© Copyright 2009-2019. HAPPYneuron. All rights reserved. Page content last updated: 06/03/2014

Language Skills

Language skills and cognitive functions

Language is the archetypal human characteristic and most people fluent in English will find it easy to read this sentence and make sense of it.

Reading, however, is a complex activity which requires several types of analysis of words and sentences.

  • Visual analysis enables a person to know that this shape represents this letter or that word.
  • Spelling analysis helps to finding possible mistakes.
  • Syntactic analysis discovers whether a certain sentence has a correct grammatical structure.
  • Phonological analysis leads to recognizing the sound of the words, or the way they are pronounced.
  • Semantic analysis finally helps in understanding the meaning of the words.

Reading a word

There are several factors which make it easier to read a word. Its frequency in a language plays a major role. The more frequent a word is, the faster and easier it can be identified. Models of the mental lexicon operate based on a sorting system like “word frequency”.

Furthermore, the understanding of a word within a context or with another word is another further factor that makes reading easy. Reading the beginning of a sentence creates expectations of words that should follow. In the sample sentence on “Little Red Riding Hood”, the reader expects to find the word “wolf” rather than “elephant”.

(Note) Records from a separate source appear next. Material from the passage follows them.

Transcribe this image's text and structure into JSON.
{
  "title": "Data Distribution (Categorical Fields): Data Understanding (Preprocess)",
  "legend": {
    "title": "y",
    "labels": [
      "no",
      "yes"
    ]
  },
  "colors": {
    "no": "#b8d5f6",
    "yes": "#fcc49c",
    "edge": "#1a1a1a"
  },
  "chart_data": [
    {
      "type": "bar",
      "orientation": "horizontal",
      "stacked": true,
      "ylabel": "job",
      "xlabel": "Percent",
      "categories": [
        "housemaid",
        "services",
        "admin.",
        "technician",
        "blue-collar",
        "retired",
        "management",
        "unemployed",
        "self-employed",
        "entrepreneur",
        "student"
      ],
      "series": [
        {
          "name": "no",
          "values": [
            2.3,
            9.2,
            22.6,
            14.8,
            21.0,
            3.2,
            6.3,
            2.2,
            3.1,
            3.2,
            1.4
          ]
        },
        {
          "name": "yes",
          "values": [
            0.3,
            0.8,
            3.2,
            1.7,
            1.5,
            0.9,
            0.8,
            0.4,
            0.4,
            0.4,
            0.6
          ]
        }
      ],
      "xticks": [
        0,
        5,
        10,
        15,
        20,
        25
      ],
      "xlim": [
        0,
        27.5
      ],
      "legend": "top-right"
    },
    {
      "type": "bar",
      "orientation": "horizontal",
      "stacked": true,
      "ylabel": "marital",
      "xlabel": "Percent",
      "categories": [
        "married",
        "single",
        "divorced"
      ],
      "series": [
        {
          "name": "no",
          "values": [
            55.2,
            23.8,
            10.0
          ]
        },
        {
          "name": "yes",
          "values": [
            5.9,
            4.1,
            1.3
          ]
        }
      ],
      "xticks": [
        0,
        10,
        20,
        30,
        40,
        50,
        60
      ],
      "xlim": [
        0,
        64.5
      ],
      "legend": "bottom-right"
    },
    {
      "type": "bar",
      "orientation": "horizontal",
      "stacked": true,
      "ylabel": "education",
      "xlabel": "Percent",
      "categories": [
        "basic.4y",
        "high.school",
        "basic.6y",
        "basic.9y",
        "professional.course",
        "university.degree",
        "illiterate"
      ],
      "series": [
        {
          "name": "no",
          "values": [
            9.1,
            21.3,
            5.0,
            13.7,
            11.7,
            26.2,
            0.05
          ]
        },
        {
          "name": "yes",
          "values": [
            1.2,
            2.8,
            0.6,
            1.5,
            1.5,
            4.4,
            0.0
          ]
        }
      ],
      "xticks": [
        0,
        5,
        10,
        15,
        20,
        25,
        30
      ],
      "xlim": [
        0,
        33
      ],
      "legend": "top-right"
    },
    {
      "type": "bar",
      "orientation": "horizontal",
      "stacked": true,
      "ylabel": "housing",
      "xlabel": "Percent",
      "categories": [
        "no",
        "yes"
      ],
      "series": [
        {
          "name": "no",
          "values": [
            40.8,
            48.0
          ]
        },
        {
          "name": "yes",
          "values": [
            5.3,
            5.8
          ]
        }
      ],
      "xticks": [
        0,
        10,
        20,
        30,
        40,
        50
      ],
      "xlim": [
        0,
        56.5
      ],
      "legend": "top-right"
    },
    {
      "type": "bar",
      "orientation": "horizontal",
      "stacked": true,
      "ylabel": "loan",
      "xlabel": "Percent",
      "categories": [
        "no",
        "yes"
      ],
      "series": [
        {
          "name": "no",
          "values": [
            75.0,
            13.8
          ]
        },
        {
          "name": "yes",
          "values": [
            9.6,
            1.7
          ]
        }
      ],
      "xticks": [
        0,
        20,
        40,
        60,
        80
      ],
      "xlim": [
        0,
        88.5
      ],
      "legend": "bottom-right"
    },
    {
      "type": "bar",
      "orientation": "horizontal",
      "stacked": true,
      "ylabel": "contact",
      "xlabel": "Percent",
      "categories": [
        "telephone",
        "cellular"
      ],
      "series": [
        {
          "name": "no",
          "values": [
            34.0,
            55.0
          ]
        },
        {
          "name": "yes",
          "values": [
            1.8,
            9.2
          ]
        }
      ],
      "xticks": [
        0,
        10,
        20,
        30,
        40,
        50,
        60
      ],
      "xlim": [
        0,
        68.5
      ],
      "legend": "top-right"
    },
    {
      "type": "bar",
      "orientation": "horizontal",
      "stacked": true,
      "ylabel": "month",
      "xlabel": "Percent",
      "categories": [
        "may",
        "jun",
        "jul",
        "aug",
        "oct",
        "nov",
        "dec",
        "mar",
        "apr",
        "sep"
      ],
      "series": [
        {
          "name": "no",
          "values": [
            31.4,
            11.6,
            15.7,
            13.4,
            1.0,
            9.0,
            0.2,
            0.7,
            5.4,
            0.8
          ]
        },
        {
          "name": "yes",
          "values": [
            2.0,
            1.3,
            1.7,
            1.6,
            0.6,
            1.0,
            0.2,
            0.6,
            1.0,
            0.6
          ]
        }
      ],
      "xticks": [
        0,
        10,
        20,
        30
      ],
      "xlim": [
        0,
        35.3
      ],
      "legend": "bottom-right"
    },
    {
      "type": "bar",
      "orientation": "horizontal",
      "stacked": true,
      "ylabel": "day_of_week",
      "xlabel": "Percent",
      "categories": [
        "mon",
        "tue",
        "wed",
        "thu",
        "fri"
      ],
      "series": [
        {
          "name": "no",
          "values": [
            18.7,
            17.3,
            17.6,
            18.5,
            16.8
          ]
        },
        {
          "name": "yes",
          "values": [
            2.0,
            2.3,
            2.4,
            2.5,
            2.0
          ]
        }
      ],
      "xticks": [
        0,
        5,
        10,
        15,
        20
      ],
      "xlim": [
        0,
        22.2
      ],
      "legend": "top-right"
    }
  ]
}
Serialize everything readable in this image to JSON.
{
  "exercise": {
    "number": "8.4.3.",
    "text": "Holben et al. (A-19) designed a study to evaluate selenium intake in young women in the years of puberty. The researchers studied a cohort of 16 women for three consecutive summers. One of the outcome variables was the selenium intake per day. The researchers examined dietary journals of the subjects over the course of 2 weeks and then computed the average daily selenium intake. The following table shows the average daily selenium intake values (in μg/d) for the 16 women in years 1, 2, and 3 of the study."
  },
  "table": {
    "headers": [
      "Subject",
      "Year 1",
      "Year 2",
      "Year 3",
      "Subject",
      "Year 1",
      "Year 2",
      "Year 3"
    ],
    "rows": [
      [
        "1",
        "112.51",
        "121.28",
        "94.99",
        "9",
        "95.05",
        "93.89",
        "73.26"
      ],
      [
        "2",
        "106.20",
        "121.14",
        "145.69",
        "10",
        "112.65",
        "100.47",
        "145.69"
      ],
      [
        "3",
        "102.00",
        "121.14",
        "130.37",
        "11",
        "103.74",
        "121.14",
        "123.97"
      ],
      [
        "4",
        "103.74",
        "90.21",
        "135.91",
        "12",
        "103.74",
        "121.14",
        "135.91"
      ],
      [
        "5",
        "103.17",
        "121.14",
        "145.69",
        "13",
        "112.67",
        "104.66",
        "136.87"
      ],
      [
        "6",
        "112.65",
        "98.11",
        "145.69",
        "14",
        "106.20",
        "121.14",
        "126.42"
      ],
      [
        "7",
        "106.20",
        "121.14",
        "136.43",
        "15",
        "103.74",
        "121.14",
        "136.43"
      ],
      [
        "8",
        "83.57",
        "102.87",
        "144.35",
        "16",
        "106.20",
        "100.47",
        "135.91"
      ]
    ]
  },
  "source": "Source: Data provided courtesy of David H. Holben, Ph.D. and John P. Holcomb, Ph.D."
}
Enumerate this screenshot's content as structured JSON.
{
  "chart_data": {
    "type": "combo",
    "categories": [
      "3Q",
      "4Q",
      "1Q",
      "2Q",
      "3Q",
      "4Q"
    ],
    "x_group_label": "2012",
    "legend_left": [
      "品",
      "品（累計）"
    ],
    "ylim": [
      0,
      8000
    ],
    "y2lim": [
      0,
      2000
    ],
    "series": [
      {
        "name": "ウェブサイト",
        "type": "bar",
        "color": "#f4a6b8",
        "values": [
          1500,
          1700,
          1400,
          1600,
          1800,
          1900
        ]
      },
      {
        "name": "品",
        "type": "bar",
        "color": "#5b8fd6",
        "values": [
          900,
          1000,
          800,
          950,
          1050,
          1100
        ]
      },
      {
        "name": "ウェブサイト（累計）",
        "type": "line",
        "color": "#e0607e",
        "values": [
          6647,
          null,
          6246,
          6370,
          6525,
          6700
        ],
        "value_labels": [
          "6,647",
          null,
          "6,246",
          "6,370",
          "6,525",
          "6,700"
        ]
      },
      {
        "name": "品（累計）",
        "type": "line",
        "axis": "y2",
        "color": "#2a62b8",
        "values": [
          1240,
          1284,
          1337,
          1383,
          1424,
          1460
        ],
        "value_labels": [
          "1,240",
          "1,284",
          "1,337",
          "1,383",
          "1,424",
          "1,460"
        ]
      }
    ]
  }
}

Whether a word is easy to read or not also depends on physical criteria. We are “trained” to read words with a specific physical shape (wrapping of the word). If this shape changes, reading slows down and reading the word « eLePHaNt » will thus be slightly disrupted.

Understanding Text or Speech

A piece of text is read word by word, sentence by sentence, and paragraph by paragraph. In order to make sense of a text it is necessary to (temporarily) keep in mind the pieces of information that have been read at each step. They help understanding the next sentence or paragraph. Our memory, however, cannot retain sentences exactly as they appear in a text and only the most relevant information needed to make sense of the text is therefore retained.

Thus, the sentence “Mary likes lollipops, fudge and chewing-gum.” can be summarized by “Mary likes candy”. Non-relevant, redundant, and contradictory information is erased from our memory to avoid overload, and to extract and understand the global sense of the text.
 
In other words, words we read are organized to make sense. A global meaning is then retrieved and adjusted into one central theme. The reader’s knowledge is also actively involved in understanding a text. In the “Little Red Riding Hood” example, given our knowledge of the tale and what we know of elephants’ diet, we are surprised when reading the word “elephant”. Therefore, reading a statement leads to presuming certain things that are based on our general knowledge.

Reading sentences that are apparently unrelated such as, “The car was stolen. Paul has no money left” implicitly and automatically leads to the assumption that “all of Paul’s money was in the car”. This occurs in order to make sense of the seemingly unrelated statements, even at the risk of extracting the incorrect meaning or intention.

Of course, understanding a text that has been read is only one aspect of language and most of these explanations may be applied to producing and understanding speech.